What we know that Bacon doesn't is that his entire course of action has been driven by said democracy thus:

Luke Hyde tweets his Twitter followers with a poll which they can then vote on. You know the sort of thing:

"Do you believe #Brexit will be:

"A. Apocalyptic For Our Economy
"B. Bad For Britain
"C. Catastrophic For All Concerned"

Anyone on Twitter can press one of those options and the poll provider will then know what percentage of idiots believe that Brexit will be brilliant for anyone other than the far right like Farage.

In this instance Luke first asked his followers whether Bacon should "Leap out of bed screaming (8%)", "Roll out of bed farting (46%)", "Check phone for quests (15%)" or "Sleep another hour (31%)". Even the poor dog's flatulence is dictated from on high - which is no viable excuse if you let one off in our shop.

There were four further polls on that very first page and, vitally, these insights are printed on the left, opposite the ensuing, directly consequent action. Oh, how differently our own lives could have all gone, if we only had responsible adults dictating our decisions behind the scenes.
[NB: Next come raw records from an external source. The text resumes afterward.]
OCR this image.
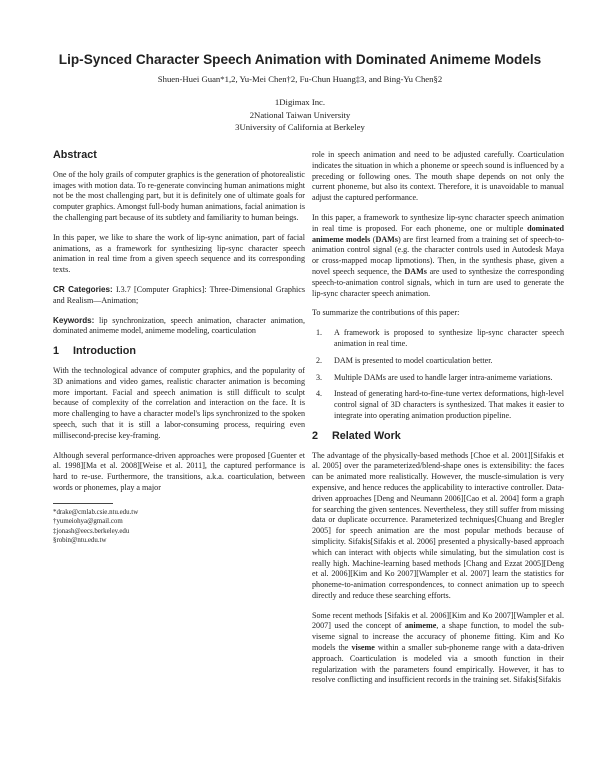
Lip-Synced Character Speech Animation with Dominated Animeme Models
Shuen-Huei Guan*1,2, Yu-Mei Chen†2, Fu-Chun Huang‡3, and Bing-Yu Chen§2
1Digimax Inc.
2National Taiwan University
3University of California at Berkeley
Abstract

One of the holy grails of computer graphics is the generation of photorealistic images with motion data. To re-generate convincing human animations might not be the most challenging part, but it is definitely one of ultimate goals for computer graphics. Amongst full-body human animations, facial animation is the challenging part because of its subtlety and familiarity to human beings.

In this paper, we like to share the work of lip-sync animation, part of facial animations, as a framework for synthesizing lip-sync character speech animation in real time from a given speech sequence and its corresponding texts.

CR Categories: I.3.7 [Computer Graphics]: Three-Dimensional Graphics and Realism—Animation;

Keywords: lip synchronization, speech animation, character animation, dominated animeme model, animeme modeling, coarticulation

1 Introduction

With the technological advance of computer graphics, and the popularity of 3D animations and video games, realistic character animation is becoming more important. Facial and speech animation is still difficult to sculpt because of complexity of the correlation and interaction on the face. It is more challenging to have a character model's lips synchronized to the spoken speech, such that it is still a labor-consuming process, requiring even millisecond-precise key-framing.

Although several performance-driven approaches were proposed [Guenter et al. 1998][Ma et al. 2008][Weise et al. 2011], the captured performance is hard to re-use. Furthermore, the transitions, a.k.a. coarticulation, between words or phonemes, play a major

*drake@cmlab.csie.ntu.edu.tw

†yumeiohya@gmail.com

‡jonash@eecs.berkeley.edu

§robin@ntu.edu.tw

role in speech animation and need to be adjusted carefully. Coarticulation indicates the situation in which a phoneme or speech sound is influenced by a preceding or following ones. The mouth shape depends on not only the current phoneme, but also its context. Therefore, it is unavoidable to manual adjust the captured performance.

In this paper, a framework to synthesize lip-sync character speech animation in real time is proposed. For each phoneme, one or multiple dominated animeme models (DAMs) are first learned from a training set of speech-to-animation control signal (e.g. the character controls used in Autodesk Maya or cross-mapped mocap lipmotions). Then, in the synthesis phase, given a novel speech sequence, the DAMs are used to synthesize the corresponding speech-to-animation control signals, which in turn are used to generate the lip-sync character speech animation.

To summarize the contributions of this paper:

1.	A framework is proposed to synthesize lip-sync character speech animation in real time.
2.	DAM is presented to model coarticulation better.
3.	Multiple DAMs are used to handle larger intra-animeme variations.
4.	Instead of generating hard-to-fine-tune vertex deformations, high-level control signal of 3D characters is synthesized. That makes it easier to integrate into operating animation production pipeline.
2 Related Work

The advantage of the physically-based methods [Choe et al. 2001][Sifakis et al. 2005] over the parameterized/blend-shape ones is extensibility: the faces can be animated more realistically. However, the muscle-simulation is very expensive, and hence reduces the applicability to interactive controller. Data-driven approaches [Deng and Neumann 2006][Cao et al. 2004] form a graph for searching the given sentences. Nevertheless, they still suffer from missing data or duplicate occurrence. Parameterized techniques[Chuang and Bregler 2005] for speech animation are the most popular methods because of simplicity. Sifakis[Sifakis et al. 2006] presented a physically-based approach which can interact with objects while simulating, but the simulation cost is really high. Machine-learning based methods [Chang and Ezzat 2005][Deng et al. 2006][Kim and Ko 2007][Wampler et al. 2007] learn the statistics for phoneme-to-animation correspondences, to connect animation up to speech directly and reduce these searching efforts.

Some recent methods [Sifakis et al. 2006][Kim and Ko 2007][Wampler et al. 2007] used the concept of animeme, a shape function, to model the sub-viseme signal to increase the accuracy of phoneme fitting. Kim and Ko models the viseme within a smaller sub-phoneme range with a data-driven approach. Coarticulation is modeled via a smooth function in their regularization with the parameters found empirically. However, it has to resolve conflicting and insufficient records in the training set. Sifakis[Sifakis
And, oh, how differently our danger-dog's adventure could have gone if only he too had responsible adults dictating his decisions.
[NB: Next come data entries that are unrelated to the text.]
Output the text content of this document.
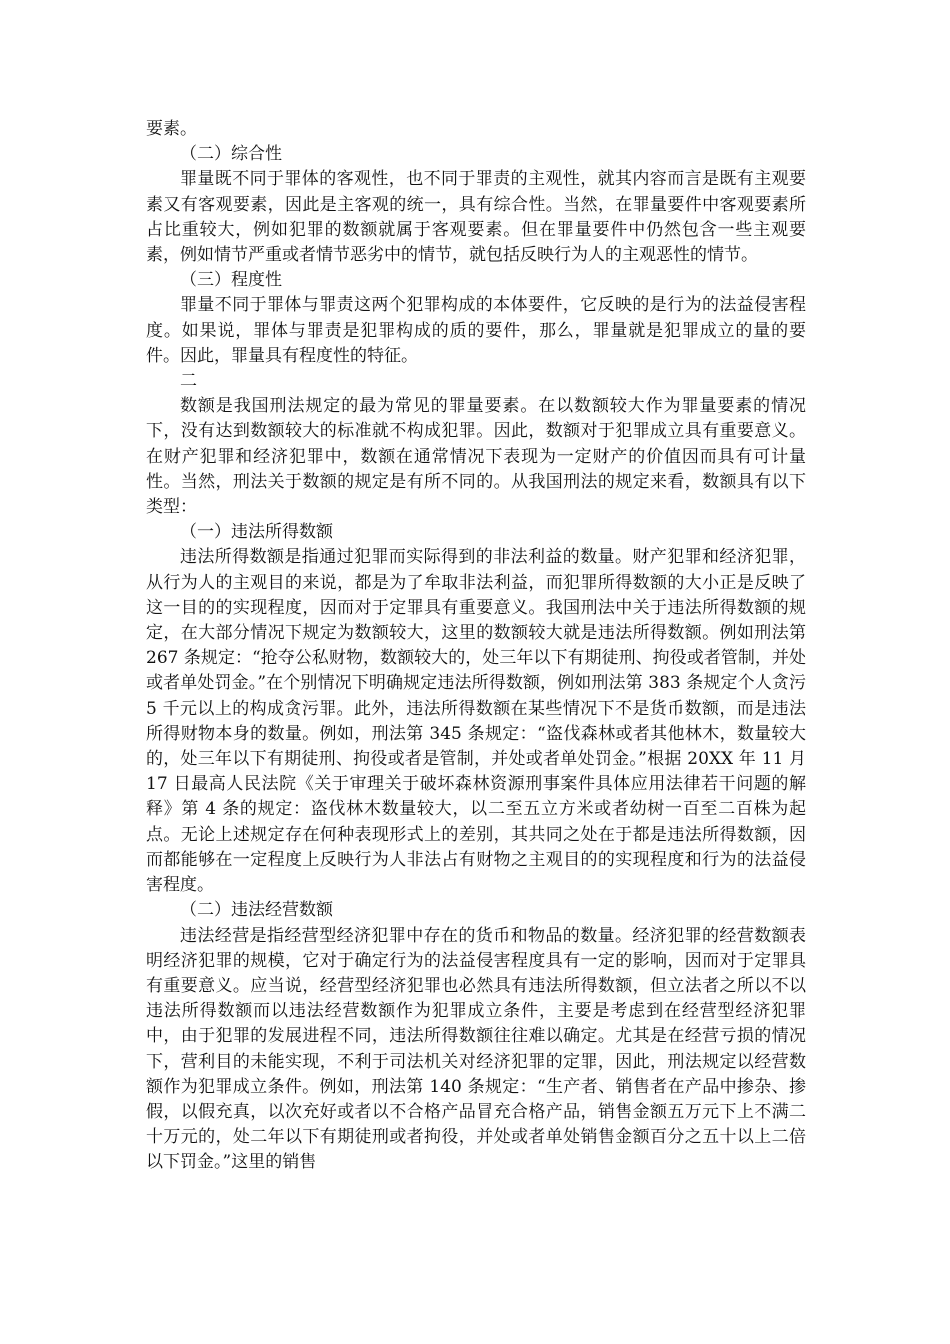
要素。

（二）综合性

罪量既不同于罪体的客观性，也不同于罪责的主观性，就其内容而言是既有主观要素又有客观要素，因此是主客观的统一，具有综合性。当然，在罪量要件中客观要素所占比重较大，例如犯罪的数额就属于客观要素。但在罪量要件中仍然包含一些主观要素，例如情节严重或者情节恶劣中的情节，就包括反映行为人的主观恶性的情节。

（三）程度性

罪量不同于罪体与罪责这两个犯罪构成的本体要件，它反映的是行为的法益侵害程度。如果说，罪体与罪责是犯罪构成的质的要件，那么，罪量就是犯罪成立的量的要件。因此，罪量具有程度性的特征。

二

数额是我国刑法规定的最为常见的罪量要素。在以数额较大作为罪量要素的情况下，没有达到数额较大的标准就不构成犯罪。因此，数额对于犯罪成立具有重要意义。在财产犯罪和经济犯罪中，数额在通常情况下表现为一定财产的价值因而具有可计量性。当然，刑法关于数额的规定是有所不同的。从我国刑法的规定来看，数额具有以下类型：

（一）违法所得数额

违法所得数额是指通过犯罪而实际得到的非法利益的数量。财产犯罪和经济犯罪，从行为人的主观目的来说，都是为了牟取非法利益，而犯罪所得数额的大小正是反映了这一目的的实现程度，因而对于定罪具有重要意义。我国刑法中关于违法所得数额的规定，在大部分情况下规定为数额较大，这里的数额较大就是违法所得数额。例如刑法第 267 条规定：“抢夺公私财物，数额较大的，处三年以下有期徒刑、拘役或者管制，并处或者单处罚金。”在个别情况下明确规定违法所得数额，例如刑法第 383 条规定个人贪污 5 千元以上的构成贪污罪。此外，违法所得数额在某些情况下不是货币数额，而是违法所得财物本身的数量。例如，刑法第 345 条规定：“盗伐森林或者其他林木，数量较大的，处三年以下有期徒刑、拘役或者是管制，并处或者单处罚金。”根据 20XX 年 11 月 17 日最高人民法院《关于审理关于破坏森林资源刑事案件具体应用法律若干问题的解释》第 4 条的规定：盗伐林木数量较大，以二至五立方米或者幼树一百至二百株为起点。无论上述规定存在何种表现形式上的差别，其共同之处在于都是违法所得数额，因而都能够在一定程度上反映行为人非法占有财物之主观目的的实现程度和行为的法益侵害程度。

（二）违法经营数额

违法经营是指经营型经济犯罪中存在的货币和物品的数量。经济犯罪的经营数额表明经济犯罪的规模，它对于确定行为的法益侵害程度具有一定的影响，因而对于定罪具有重要意义。应当说，经营型经济犯罪也必然具有违法所得数额，但立法者之所以不以违法所得数额而以违法经营数额作为犯罪成立条件，主要是考虑到在经营型经济犯罪中，由于犯罪的发展进程不同，违法所得数额往往难以确定。尤其是在经营亏损的情况下，营利目的未能实现，不利于司法机关对经济犯罪的定罪，因此，刑法规定以经营数额作为犯罪成立条件。例如，刑法第 140 条规定：“生产者、销售者在产品中掺杂、掺假，以假充真，以次充好或者以不合格产品冒充合格产品，销售金额五万元下上不满二十万元的，处二年以下有期徒刑或者拘役，并处或者单处销售金额百分之五十以上二倍以下罚金。”这里的销售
He doesn't: he has Luke Hyde's followers instead.

After much Lara-Croft leapin' about betwixt pillars under peer, dodging the choppy cold waves down below, Bacon back-flips onto a ladder which will take him in into the Haunted Arcade.

"Climbing up, you meet a large door. Do you...

"Open it slooooooooowly.
"Blast through with a fist
"Open it butt first
"Jump in shoutin' ghost pun"

Now, I ask you, which would you have selected? The arcade is haunted. We don't yet know by what (although we will most assuredly find out), but I was already willing to bet my entire wine cellar that it wasn't by Randall's mate Hopkirk (deceased). Slowly seems prudent, a fist might prove pre-emptive and a ghost pun at least empowering / cathartic. But no, Hyde's good and wise may or may not lead quiet lives, but they whatever they do, they do it butt-first.

"Butt!!!! Every time the butt!" live-comments Joe Latham, creator of DIGBY and THE FOX and THE WOLF and THE WOODSMAN. And I will remember that, Joe.

Hyde is such an expressive cartoonist that anyone resurrecting Ren & Stimpy, for example, should knock on his door right away. The frantic action has a pull all of its own and so worth the price of arcade-admission.

But there are so many laugh-out-loud instances of such wrong-headed ratiocination on the left-hand page - with poor Luke doing his best to protect the interests of his protagonist against the wilful whimsies of his followers' wanton irresponsibility - that, as I say, the format of this publication's reproduction is its forte. Plus, Luke himself is a very funny guy. Battered and bruised and (in short) worse for wear, Bacon is given no option by the social-media sadists but to enter a new arena: the sea.

"You dive in... as you fall you contemplate the words 'salt water'; and 'deep lacerations."